Les statistiques de la police ont montré que 3 200 crimes motivés par l'antisémitisme se sont produits entre le 1er janvier 2024 et le 7 octobre 2024 rien qu'en Allemagne, selon le rapport.
Une autre enquête réalisée en janvier par l'Anti-Defamation League, un groupe de campagne américain, a révélé qu'environ la moitié de la population adulte mondiale a des attitudes antisémites profondément ancrées, soit deux fois plus qu'il y a dix ans.
Dans certains pays européens, jusqu'à quatre cinquièmes de la population adulte croient à des idées reçues telles que les Juifs contrôlent les médias et les entreprises, ou sont responsables de la plupart des guerres.
Même avant la guerre, l'antisémitisme était présent sur le sol européen. Selon une enquête menée par l'Agence des droits fondamentaux de l'UE avant le début de la guerre, 96 % des personnes interrogées ont déclaré avoir été victimes d'antisémitisme en Europe entre janvier et juin 2023.
Considéré par les médias américains comme "le rabbin le plus célèbre d'Amérique", M. Boteach a qualifié son épreuve en Europe d'avertissement.
"Vienne doit choisir : Sera-t-elle la ville de Mozart, de Schubert, de Mahler - ou restera-t-elle la ville où les juifs sont attaqués dans les rues et où les statues de ceux qui haïssent les juifs se dressent ", a-t-il déclaré, ajoutant qu'il avait tendu la main à ses " amis au plus haut niveau du gouvernement américain et du cabinet Trump " car " si l'Autriche laisse passer de telles attaques sans conséquences sérieuses, elle envoie un message clair à sa communauté juive : vous êtes livrés à vous-mêmes. "

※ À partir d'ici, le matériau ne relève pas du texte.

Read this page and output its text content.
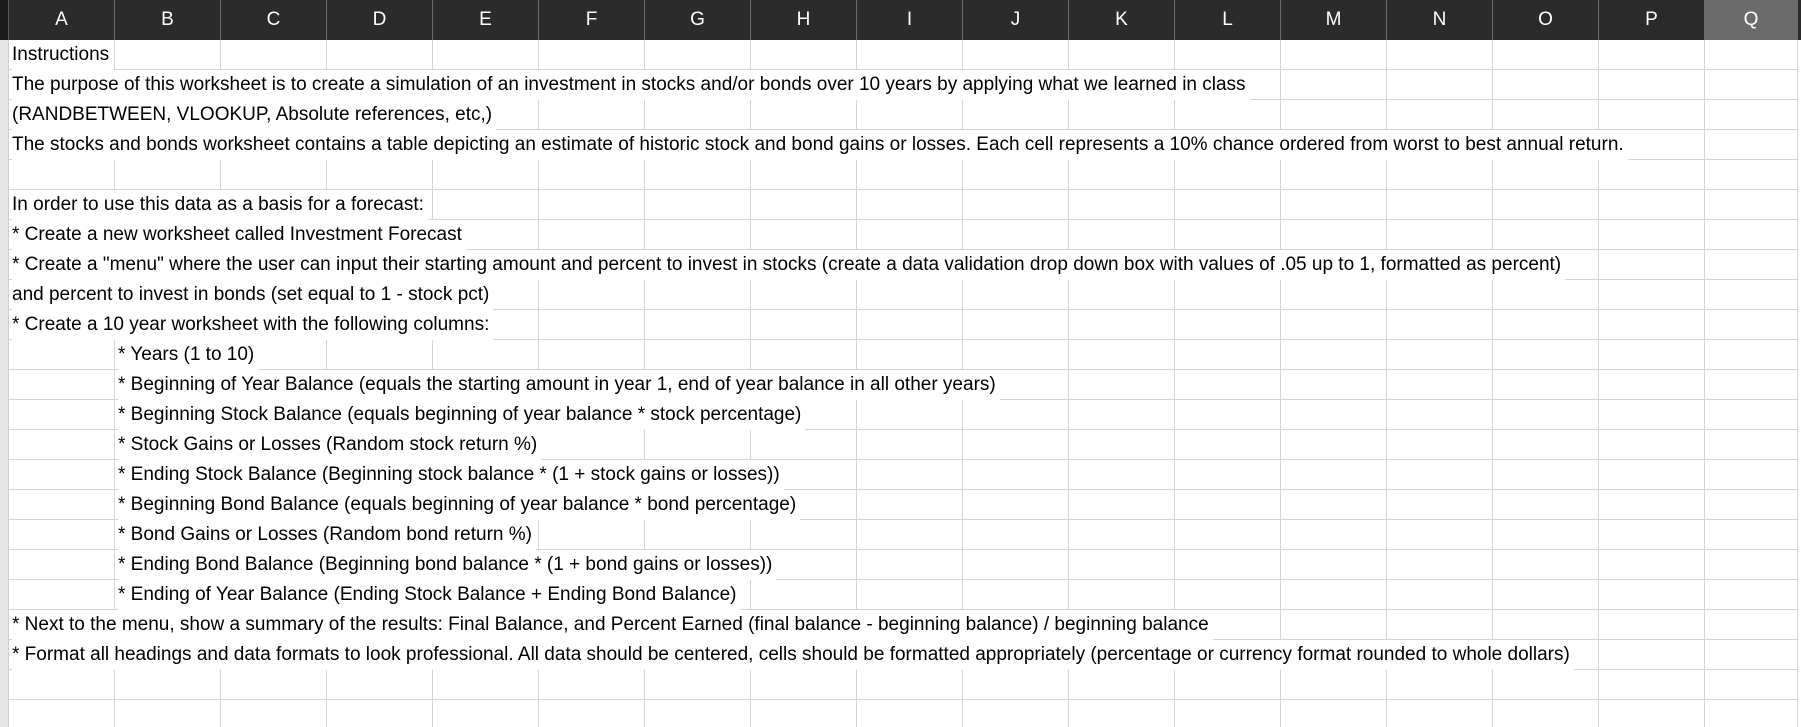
A	B	C	D	E	F	G	H	I	J	K	L	M	N	O	P	Q
Instructions
The purpose of this worksheet is to create a simulation of an investment in stocks and/or bonds over 10 years by applying what we learned in class
(RANDBETWEEN, VLOOKUP, Absolute references, etc,)
The stocks and bonds worksheet contains a table depicting an estimate of historic stock and bond gains or losses. Each cell represents a 10% chance ordered from worst to best annual return.
In order to use this data as a basis for a forecast:
* Create a new worksheet called Investment Forecast
* Create a "menu" where the user can input their starting amount and percent to invest in stocks (create a data validation drop down box with values of .05 up to 1, formatted as percent)
and percent to invest in bonds (set equal to 1 - stock pct)
* Create a 10 year worksheet with the following columns:
* Years (1 to 10)
* Beginning of Year Balance (equals the starting amount in year 1, end of year balance in all other years)
* Beginning Stock Balance (equals beginning of year balance * stock percentage)
* Stock Gains or Losses (Random stock return %)
* Ending Stock Balance (Beginning stock balance * (1 + stock gains or losses))
* Beginning Bond Balance (equals beginning of year balance * bond percentage)
* Bond Gains or Losses (Random bond return %)
* Ending Bond Balance (Beginning bond balance * (1 + bond gains or losses))
* Ending of Year Balance (Ending Stock Balance + Ending Bond Balance)
* Next to the menu, show a summary of the results: Final Balance, and Percent Earned (final balance - beginning balance) / beginning balance
* Format all headings and data formats to look professional. All data should be centered, cells should be formatted appropriately (percentage or currency format rounded to whole dollars)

"Ville après ville, de Paris à Londres en passant par Bruxelles, les rassemblements anti-israéliens sont devenus des appels ouverts à la violence contre les juifs", a-t-il expliqué.
"Le monde regarde ailleurs. La police reste en retrait - ou, comme dans mon cas, tourne sa suspicion vers la victime", a conclu Boteach.